Arbeitsrechtler sind sich sicher, dass nach dem Urteil erhebliche Änderungen auf Unternehmen zukommen werden. Insbesondere die in den vergangenen Jahren ausgebauten - teils von der Politik sogar geforderten - Möglichkeiten zum mobilen Arbeiten, werde sich nicht unverändert fortsetzen lassen.
Arbeitsminister Heil ist am Zug
Jetzt ist das Arbeitsministerium von Hubertus Heil (SPD) in der Pflicht. Das Arbeitszeitgesetz, das bisher schlagend war, gilt jetzt nicht mehr.
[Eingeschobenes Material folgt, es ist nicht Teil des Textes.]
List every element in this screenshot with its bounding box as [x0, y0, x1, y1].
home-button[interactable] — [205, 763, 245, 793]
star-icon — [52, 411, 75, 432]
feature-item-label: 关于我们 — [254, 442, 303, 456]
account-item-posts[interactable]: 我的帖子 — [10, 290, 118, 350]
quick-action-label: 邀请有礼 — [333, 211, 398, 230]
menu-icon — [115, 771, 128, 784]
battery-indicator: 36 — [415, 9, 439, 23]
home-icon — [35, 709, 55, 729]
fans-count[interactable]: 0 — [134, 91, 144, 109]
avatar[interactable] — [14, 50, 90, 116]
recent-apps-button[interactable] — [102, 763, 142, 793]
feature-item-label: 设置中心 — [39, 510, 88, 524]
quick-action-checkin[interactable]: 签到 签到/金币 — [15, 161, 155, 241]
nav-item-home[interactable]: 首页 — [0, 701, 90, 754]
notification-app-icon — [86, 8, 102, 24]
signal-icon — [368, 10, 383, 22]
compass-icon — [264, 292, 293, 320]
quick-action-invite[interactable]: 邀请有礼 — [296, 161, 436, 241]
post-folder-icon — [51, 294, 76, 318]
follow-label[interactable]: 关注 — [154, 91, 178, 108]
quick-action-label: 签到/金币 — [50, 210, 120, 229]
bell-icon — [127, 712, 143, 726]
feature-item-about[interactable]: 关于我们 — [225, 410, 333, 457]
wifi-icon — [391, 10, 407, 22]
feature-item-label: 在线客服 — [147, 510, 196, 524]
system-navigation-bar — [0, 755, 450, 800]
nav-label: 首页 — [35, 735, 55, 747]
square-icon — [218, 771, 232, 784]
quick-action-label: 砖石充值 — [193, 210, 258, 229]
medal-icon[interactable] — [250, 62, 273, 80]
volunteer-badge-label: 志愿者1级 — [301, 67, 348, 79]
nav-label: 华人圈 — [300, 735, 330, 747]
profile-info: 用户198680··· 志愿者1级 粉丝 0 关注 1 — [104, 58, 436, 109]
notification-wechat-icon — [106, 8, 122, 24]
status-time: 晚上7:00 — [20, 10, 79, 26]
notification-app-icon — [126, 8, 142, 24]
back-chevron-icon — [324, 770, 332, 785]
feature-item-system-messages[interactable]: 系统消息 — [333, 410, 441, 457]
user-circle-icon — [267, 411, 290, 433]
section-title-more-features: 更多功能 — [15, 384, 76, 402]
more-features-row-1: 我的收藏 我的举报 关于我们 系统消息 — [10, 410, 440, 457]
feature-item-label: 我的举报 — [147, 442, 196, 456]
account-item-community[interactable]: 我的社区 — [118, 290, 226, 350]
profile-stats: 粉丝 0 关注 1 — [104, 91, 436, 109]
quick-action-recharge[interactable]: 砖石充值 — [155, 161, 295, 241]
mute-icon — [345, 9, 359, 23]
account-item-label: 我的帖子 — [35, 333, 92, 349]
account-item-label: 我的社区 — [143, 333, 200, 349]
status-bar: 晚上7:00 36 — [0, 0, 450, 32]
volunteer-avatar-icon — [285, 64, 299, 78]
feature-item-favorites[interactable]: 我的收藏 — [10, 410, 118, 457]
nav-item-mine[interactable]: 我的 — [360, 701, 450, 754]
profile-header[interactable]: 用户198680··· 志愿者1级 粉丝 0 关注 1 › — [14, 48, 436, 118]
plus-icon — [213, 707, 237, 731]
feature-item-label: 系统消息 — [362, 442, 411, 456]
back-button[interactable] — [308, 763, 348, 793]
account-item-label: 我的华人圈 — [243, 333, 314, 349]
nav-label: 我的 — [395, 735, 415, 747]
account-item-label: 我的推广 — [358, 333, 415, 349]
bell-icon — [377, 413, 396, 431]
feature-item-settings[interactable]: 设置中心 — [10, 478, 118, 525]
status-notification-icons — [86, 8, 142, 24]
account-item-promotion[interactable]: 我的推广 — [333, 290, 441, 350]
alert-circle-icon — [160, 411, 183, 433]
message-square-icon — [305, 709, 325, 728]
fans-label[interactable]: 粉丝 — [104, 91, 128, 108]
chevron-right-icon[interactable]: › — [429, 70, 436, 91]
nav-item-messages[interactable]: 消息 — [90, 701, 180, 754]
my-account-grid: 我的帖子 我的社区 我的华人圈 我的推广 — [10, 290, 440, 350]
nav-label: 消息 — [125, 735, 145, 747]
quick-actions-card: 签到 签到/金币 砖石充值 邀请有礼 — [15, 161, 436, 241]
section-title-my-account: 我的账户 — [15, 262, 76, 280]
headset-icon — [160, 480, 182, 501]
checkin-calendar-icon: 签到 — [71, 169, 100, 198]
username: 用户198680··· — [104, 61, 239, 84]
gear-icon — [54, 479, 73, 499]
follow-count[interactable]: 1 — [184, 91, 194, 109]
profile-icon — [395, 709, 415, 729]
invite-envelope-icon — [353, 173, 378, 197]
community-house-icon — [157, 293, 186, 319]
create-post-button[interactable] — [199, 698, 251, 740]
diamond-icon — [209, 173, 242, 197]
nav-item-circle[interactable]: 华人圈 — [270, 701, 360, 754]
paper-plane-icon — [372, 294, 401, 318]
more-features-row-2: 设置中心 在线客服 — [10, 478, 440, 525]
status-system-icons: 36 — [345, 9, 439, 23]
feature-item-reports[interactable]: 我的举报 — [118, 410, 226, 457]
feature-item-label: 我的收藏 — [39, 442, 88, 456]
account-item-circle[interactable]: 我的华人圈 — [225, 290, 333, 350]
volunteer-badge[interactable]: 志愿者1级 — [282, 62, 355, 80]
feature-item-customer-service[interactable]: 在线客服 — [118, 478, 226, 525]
Denn das BAG hat zur Begründung das Arbeitsschutzgesetz herangezogen. Begründung: Mitarbeiter sollen durch die Dokumentation ihrer Arbeitszeit vor "Fremd- und Selbstausbeutung geschützt" werden.
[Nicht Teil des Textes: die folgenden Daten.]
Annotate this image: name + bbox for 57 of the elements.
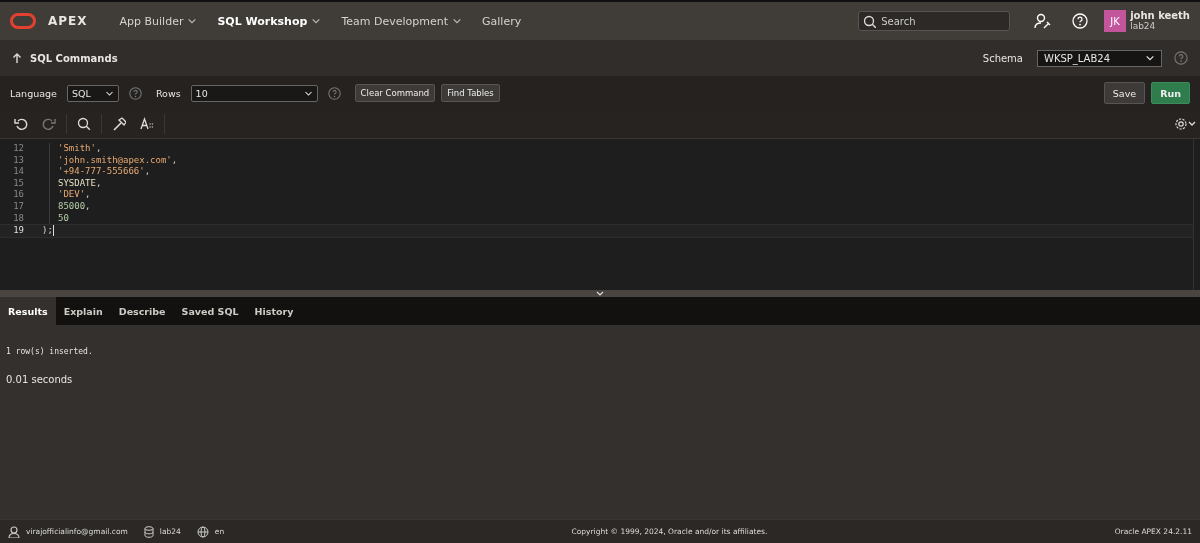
line-number: 16 <box>12 189 25 201</box>
schema-select[interactable]: WKSP_LAB24 <box>1037 49 1162 67</box>
code-line: SYSDATE, <box>58 177 102 190</box>
page-title: SQL Commands <box>30 52 118 64</box>
line-number: 12 <box>12 143 25 155</box>
line-number: 17 <box>12 200 25 213</box>
toolbar-button[interactable]: Find Tables <box>441 84 500 102</box>
search-field[interactable]: Search <box>858 11 1011 31</box>
code-line: '+94-777-555666', <box>58 166 151 178</box>
execution-time: 0.01 seconds <box>6 374 74 385</box>
nav-menu-item[interactable]: Team Development <box>331 8 472 34</box>
undo-icon[interactable] <box>14 117 28 131</box>
save-button[interactable]: Save <box>1103 82 1146 104</box>
schema-label: Schema <box>982 52 1023 64</box>
toolbar-button[interactable]: Clear Command <box>354 84 436 102</box>
nav-menu-item[interactable]: SQL Workshop <box>207 8 332 34</box>
language-label: Language <box>10 87 57 99</box>
language-select[interactable]: SQL <box>66 84 119 102</box>
code-line: 'john.smith@apex.com', <box>58 154 178 167</box>
code-line: 'DEV', <box>58 189 91 201</box>
rows-select[interactable]: 10 <box>190 84 318 102</box>
workspace-name: lab24 <box>1130 21 1157 32</box>
nav-menu-item[interactable]: Gallery <box>472 8 532 34</box>
line-number: 18 <box>12 212 25 225</box>
app-logo-text: APEX <box>48 14 88 28</box>
search-icon[interactable] <box>77 117 91 131</box>
user-wrench-icon[interactable] <box>1034 12 1053 30</box>
results-tab[interactable]: History <box>246 297 302 325</box>
redo-icon[interactable] <box>42 117 56 131</box>
text-format-icon[interactable] <box>140 117 154 131</box>
oracle-logo-icon <box>10 13 36 29</box>
line-number: 15 <box>12 177 25 190</box>
line-number: 14 <box>12 166 25 178</box>
rows-label: Rows <box>155 87 181 99</box>
line-number: 19 <box>12 225 25 237</box>
globe-icon <box>196 525 209 538</box>
hammer-icon[interactable] <box>112 117 126 131</box>
code-line: 85000, <box>58 200 91 213</box>
code-line: 50 <box>58 212 69 225</box>
results-tab[interactable]: Results <box>0 297 56 325</box>
user-avatar[interactable]: JK <box>1104 10 1127 32</box>
line-number: 13 <box>12 154 25 167</box>
user-name: john keeth <box>1130 10 1190 21</box>
results-tab[interactable]: Explain <box>55 297 111 325</box>
code-line: ); <box>42 225 53 237</box>
database-icon <box>143 525 154 538</box>
user-icon <box>8 525 20 538</box>
result-message: 1 row(s) inserted. <box>6 347 94 356</box>
code-line: 'Smith', <box>58 143 102 155</box>
run-button[interactable]: Run <box>1151 82 1190 104</box>
results-tab[interactable]: Saved SQL <box>173 297 247 325</box>
collapse-handle-icon[interactable] <box>596 291 604 296</box>
results-tab[interactable]: Describe <box>110 297 174 325</box>
chevron-down-icon <box>1145 53 1155 63</box>
nav-menu-item[interactable]: App Builder <box>109 8 208 34</box>
up-arrow-icon[interactable] <box>12 52 22 64</box>
settings-icon[interactable] <box>1174 117 1196 131</box>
Die praktische Umsetzung des Urteils und die Ausgestaltung der konkreten Regeln bleibt abzuwarten. Aus dem Arbeitsministerium heißt es, dass bereits an einem "konkreten Gesetzentwurf gearbeitet" wird. Bisher hatte vor allem die FDP gebremst, mit dem Argument, dass "flexible Arbeitszeitmodelle weiter möglich sein" müssen. Unternehmen werden nun vor allem nach technischen Lösungen suchen müssen, die neuen Dokumentations-Anforderungen gesetzeskonform zu dokumentieren. Das Spektrum wird von Tabellenlisten bis Apps reichen.
Fazit: Klar ist, dass es künftig mehr Kontrolle über die Arbeitszeiten geben muss. Auch eine Ausdehnung auf alle Beschäftigten und flexible Arbeitszeitmodelle ist sicher. Unternehmen müssen nun den Gesetzentwurf und konkrete Pflichten abwarten. Im Kern wird es darum gehen, praktikable Dokumentationslösungen zu finden.